Though Regina King has been acting since she was a teenager — she appeared on the NBC sitcom 227, which ran for five seasons –the forty-four year-old actress received her first Emmy nomination and win this past year for her role as Aliyah Shadeed on the drama American Crime. Last week King was also received her first-ever nomination for a Golden Globe for the same role. In a career-spanning interview with Vulture, King spoke about her breakthrough role in Boyz n the Hood, how she transitioned to adult roles in Jerry Maguire, and how she has sustained a successful career when so many other actresses struggle to do the same.

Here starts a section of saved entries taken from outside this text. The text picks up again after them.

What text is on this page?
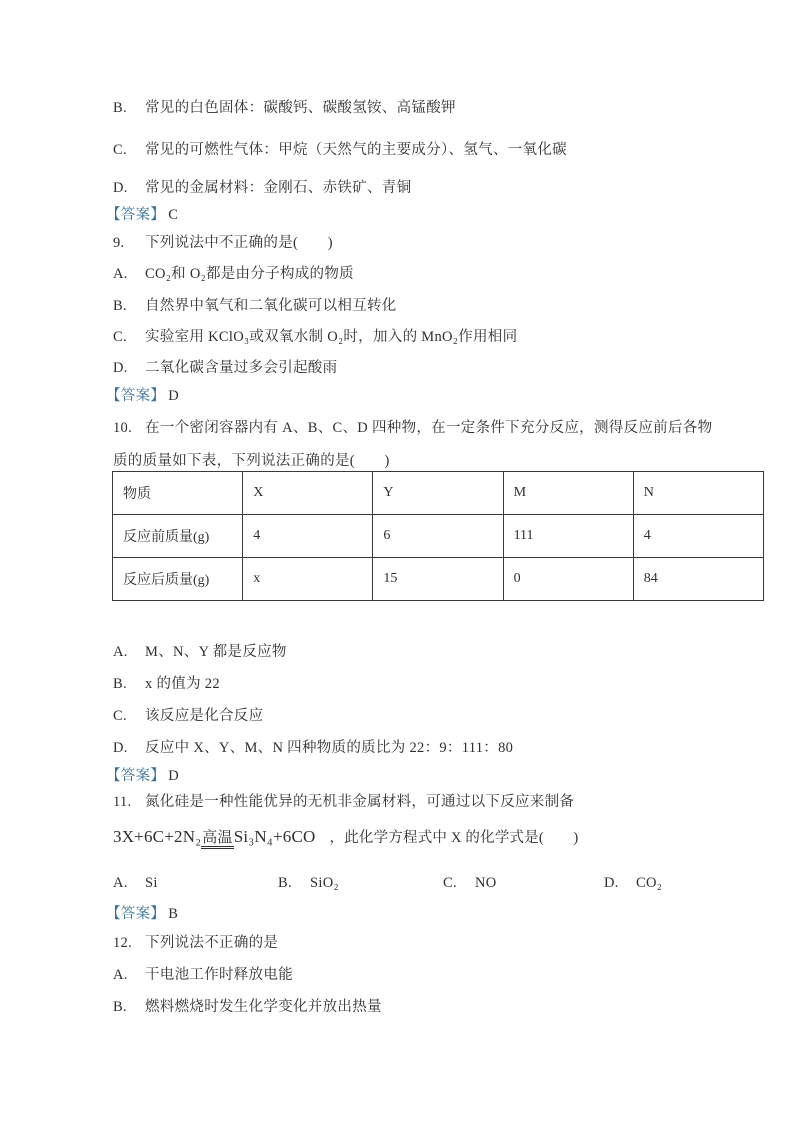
B. 常见的白色固体：碳酸钙、碳酸氢铵、高锰酸钾

C. 常见的可燃性气体：甲烷（天然气的主要成分）、氢气、一氧化碳

D. 常见的金属材料：金刚石、赤铁矿、青铜

【答案】 C

9. 下列说法中不正确的是(　　)

A. CO₂和 O₂都是由分子构成的物质

B. 自然界中氧气和二氧化碳可以相互转化

C. 实验室用 KClO₃或双氧水制 O₂时，加入的 MnO₂作用相同

D. 二氧化碳含量过多会引起酸雨

【答案】 D

10. 在一个密闭容器内有 A、B、C、D 四种物，在一定条件下充分反应，测得反应前后各物

质的质量如下表，下列说法正确的是(　　)

物质	X	Y	M	N
反应前质量(g)	4	6	111	4
反应后质量(g)	x	15	0	84

A. M、N、Y 都是反应物

B. x 的值为 22

C. 该反应是化合反应

D. 反应中 X、Y、M、N 四种物质的质比为 22：9：111：80

【答案】 D

11. 氮化硅是一种性能优异的无机非金属材料，可通过以下反应来制备

3X+6C+2N₂高温Si₃N₄+6CO ，此化学方程式中 X 的化学式是(　　)

A. Si	B. SiO₂	C. NO	D. CO₂

【答案】 B

12. 下列说法不正确的是

A. 干电池工作时释放电能

B. 燃料燃烧时发生化学变化并放出热量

Even after her success as a teenage actress King didn’t immediately consider a continuing career in acting as a foregone conclusion because she was aware of the lack of roles for African American women. She explains, “Acting was a hobby for me when I started out, or maybe it was because there weren’t a lot of examples of me when I found an interest in this art form.” It wasn’t until her audition for Boyz n the Hood that she felt confident enough to pursue a career as an actress as an adult. She recalls, “The casting director called me in to audition just to see if I could ‘get ghetto’ — that’s what she said. ‘Get ghetto.’ I was like, ‘Watch me; just watch what I can do.’ I read three lines and she was like, ‘Okay, you can come back to audition for the producer and director.’ “It needed to happen that way so I could say, ‘Okay, this is good for you, and you’re supposed to be an actor.’”

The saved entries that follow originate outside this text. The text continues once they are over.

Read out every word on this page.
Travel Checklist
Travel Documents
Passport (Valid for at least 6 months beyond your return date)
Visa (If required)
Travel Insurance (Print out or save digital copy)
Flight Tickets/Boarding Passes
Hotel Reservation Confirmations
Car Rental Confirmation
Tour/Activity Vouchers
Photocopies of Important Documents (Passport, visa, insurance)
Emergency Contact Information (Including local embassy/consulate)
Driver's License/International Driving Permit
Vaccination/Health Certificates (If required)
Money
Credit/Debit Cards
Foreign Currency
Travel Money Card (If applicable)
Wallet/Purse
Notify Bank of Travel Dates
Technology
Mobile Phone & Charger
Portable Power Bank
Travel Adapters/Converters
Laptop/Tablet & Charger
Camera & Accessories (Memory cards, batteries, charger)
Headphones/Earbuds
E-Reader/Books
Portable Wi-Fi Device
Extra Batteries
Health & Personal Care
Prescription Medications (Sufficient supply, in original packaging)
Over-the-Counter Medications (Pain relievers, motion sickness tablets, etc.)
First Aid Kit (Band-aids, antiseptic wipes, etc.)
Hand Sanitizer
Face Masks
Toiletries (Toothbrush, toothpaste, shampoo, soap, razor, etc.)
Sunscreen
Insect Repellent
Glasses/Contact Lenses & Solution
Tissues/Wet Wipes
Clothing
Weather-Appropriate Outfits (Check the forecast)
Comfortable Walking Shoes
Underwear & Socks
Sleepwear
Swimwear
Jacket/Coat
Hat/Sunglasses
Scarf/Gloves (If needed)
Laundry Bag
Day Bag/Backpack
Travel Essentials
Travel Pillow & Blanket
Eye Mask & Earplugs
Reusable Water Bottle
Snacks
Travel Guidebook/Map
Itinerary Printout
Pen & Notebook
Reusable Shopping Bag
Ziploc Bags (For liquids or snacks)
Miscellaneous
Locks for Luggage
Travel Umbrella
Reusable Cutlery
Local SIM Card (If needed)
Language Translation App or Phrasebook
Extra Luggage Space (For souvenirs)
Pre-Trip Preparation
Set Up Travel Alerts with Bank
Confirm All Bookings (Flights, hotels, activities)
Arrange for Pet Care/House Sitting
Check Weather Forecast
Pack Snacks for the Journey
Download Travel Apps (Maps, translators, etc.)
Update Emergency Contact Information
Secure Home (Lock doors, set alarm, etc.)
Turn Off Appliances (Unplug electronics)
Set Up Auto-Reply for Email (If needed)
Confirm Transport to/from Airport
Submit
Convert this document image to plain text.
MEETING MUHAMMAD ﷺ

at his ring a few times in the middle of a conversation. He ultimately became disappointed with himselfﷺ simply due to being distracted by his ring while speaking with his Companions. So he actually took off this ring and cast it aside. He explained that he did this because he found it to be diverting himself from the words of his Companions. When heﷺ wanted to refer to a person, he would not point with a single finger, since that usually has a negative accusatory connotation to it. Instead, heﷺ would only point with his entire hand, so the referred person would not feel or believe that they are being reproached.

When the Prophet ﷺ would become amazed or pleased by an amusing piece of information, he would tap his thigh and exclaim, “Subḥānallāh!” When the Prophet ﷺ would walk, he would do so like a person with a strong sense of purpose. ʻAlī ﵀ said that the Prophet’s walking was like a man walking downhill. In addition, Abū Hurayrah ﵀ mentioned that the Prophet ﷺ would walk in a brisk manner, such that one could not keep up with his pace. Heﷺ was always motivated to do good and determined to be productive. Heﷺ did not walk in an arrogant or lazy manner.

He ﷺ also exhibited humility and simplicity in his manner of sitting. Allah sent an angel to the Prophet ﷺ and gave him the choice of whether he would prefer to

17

Unfortunately, after Boyz n the Hood she realized that like many African American actors she was mostly being offered stereotypical roles. She remembers, “I saw that I was being stereotyped. I saw that a lot of us were being stereotyped. I didn’t want to be part of that — that’s not the narrative I was creating for myself.” To combat that, she attempted to give her characters richer backgrounds, like Iesha in 1993’s Poetic Justice, from director Boyz n the Hood John Singleton. King says, “She was a young alcoholic; it was sad, so she wasn’t the same girl [as Shalika]. Maybe she thought she had love at one point, maybe she lost a baby. A lot of people didn’t see it that deeply, but that’s how I saw it. I would pass on roles if I didn’t think I could build an honest backstory.”

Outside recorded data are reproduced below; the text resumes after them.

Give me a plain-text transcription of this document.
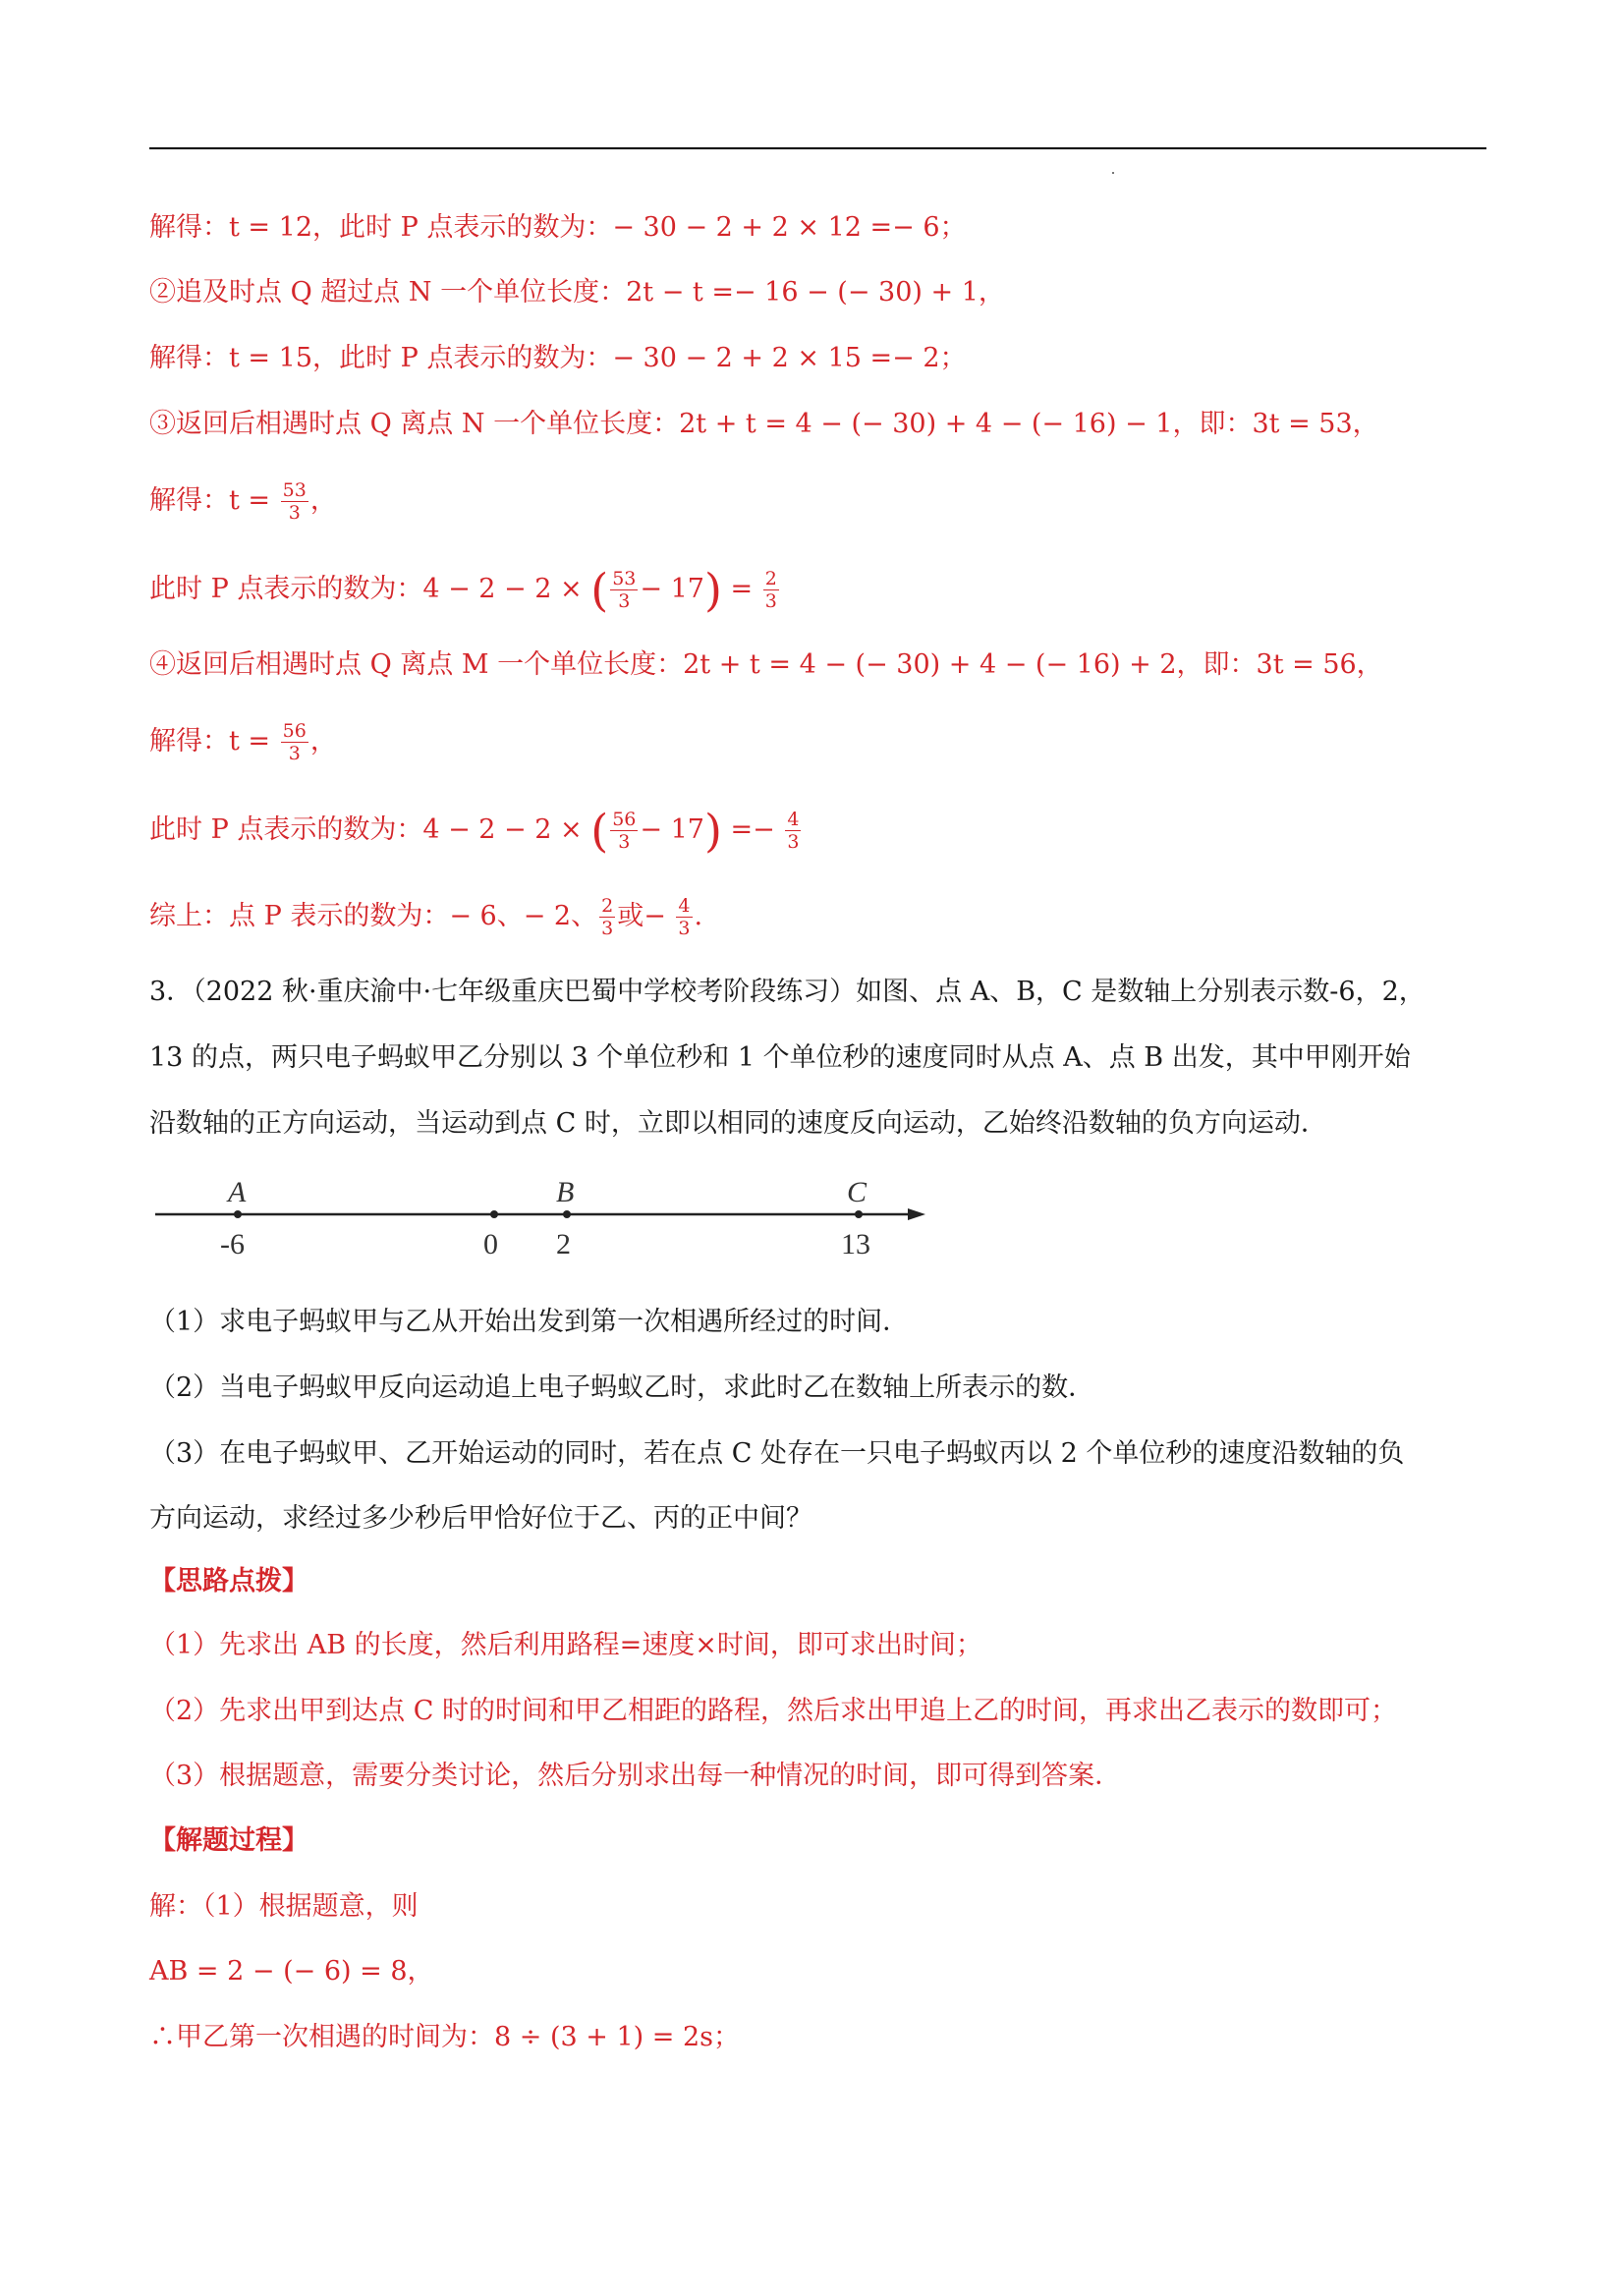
解得：t = 12，此时 P 点表示的数为：− 30 − 2 + 2 × 12 =− 6；
②追及时点 Q 超过点 N 一个单位长度：2t − t =− 16 − (− 30) + 1，
解得：t = 15，此时 P 点表示的数为：− 30 − 2 + 2 × 15 =− 2；
③返回后相遇时点 Q 离点 N 一个单位长度：2t + t = 4 − (− 30) + 4 − (− 16) − 1，即：3t = 53，
解得：$t = \frac{53}{3}$ ，
此时 P 点表示的数为：4 − 2 − 2 × ( $\frac{53}{3} - 17) = \frac{2}{3}$
④返回后相遇时点 Q 离点 M 一个单位长度：2t + t = 4 − (− 30) + 4 − (− 16) + 2，即：3t = 56，
解得：$t = \frac{56}{3}$ ，
此时 P 点表示的数为：4 − 2 − 2 × ( $\frac{56}{3} - 17) =- \frac{4}{3}$
综上：点 P 表示的数为：− 6、− 2、 $\frac{2}{3}$ 或− $\frac{4}{3}$ .
3．（2022 秋·重庆渝中·七年级重庆巴蜀中学校考阶段练习）如图、点 A、B，C 是数轴上分别表示数-6，2，
13 的点，两只电子蚂蚁甲乙分别以 3 个单位秒和 1 个单位秒的速度同时从点 A、点 B 出发，其中甲刚开始
沿数轴的正方向运动，当运动到点 C 时，立即以相同的速度反向运动，乙始终沿数轴的负方向运动．
A
-6	0
B
2
C
13
（1）求电子蚂蚁甲与乙从开始出发到第一次相遇所经过的时间．
（2）当电子蚂蚁甲反向运动追上电子蚂蚁乙时，求此时乙在数轴上所表示的数．
（3）在电子蚂蚁甲、乙开始运动的同时，若在点 C 处存在一只电子蚂蚁丙以 2 个单位秒的速度沿数轴的负
方向运动，求经过多少秒后甲恰好位于乙、丙的正中间？
【思路点拨】
（1）先求出 AB 的长度，然后利用路程=速度×时间，即可求出时间；
（2）先求出甲到达点 C 时的时间和甲乙相距的路程，然后求出甲追上乙的时间，再求出乙表示的数即可；
（3）根据题意，需要分类讨论，然后分别求出每一种情况的时间，即可得到答案．
【解题过程】
解：（1）根据题意，则
AB = 2 − (− 6) = 8，
∴甲乙第一次相遇的时间为：8 ÷ (3 + 1) = 2s；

She took that approach to one of her most successful roles three years later, playing Cuba Gooding Jr.’s wife in the hit Jerry Maguire. She reveals, “I saw that this was the time to be looked at as a woman, not as this girl. Some people in our business want to play young as long as you can. I just wasn’t interested in being a 30-year-old playing a teenager. [My new agent and manager] got me, and understood that [I’m] an actor, not a celebrity. When someone understands that, they generate things that are interesting for you.”
That attitude of being an actor and not a celebrity has paid off for King: unlike actresses over thirty who find it difficult to land roles, King has never really left the public eye and has reached a new peak with her Emmy win. She says, “It’s very interesting to think I’ve been in this business working successfully or consistently for 30 years, and that we still have a lot of the same conversations or disparities going on. It’s really unfortunate.” However, regarding this year’s Emmy Awards, which saw King, Viola Davis and Uzo Aduba take home awards, King adds, “I am witnessing some shifts — obviously, with this past Emmy celebration. That was A+ for our industry. Well, not A+. I’d give it a B, B+, maybe.”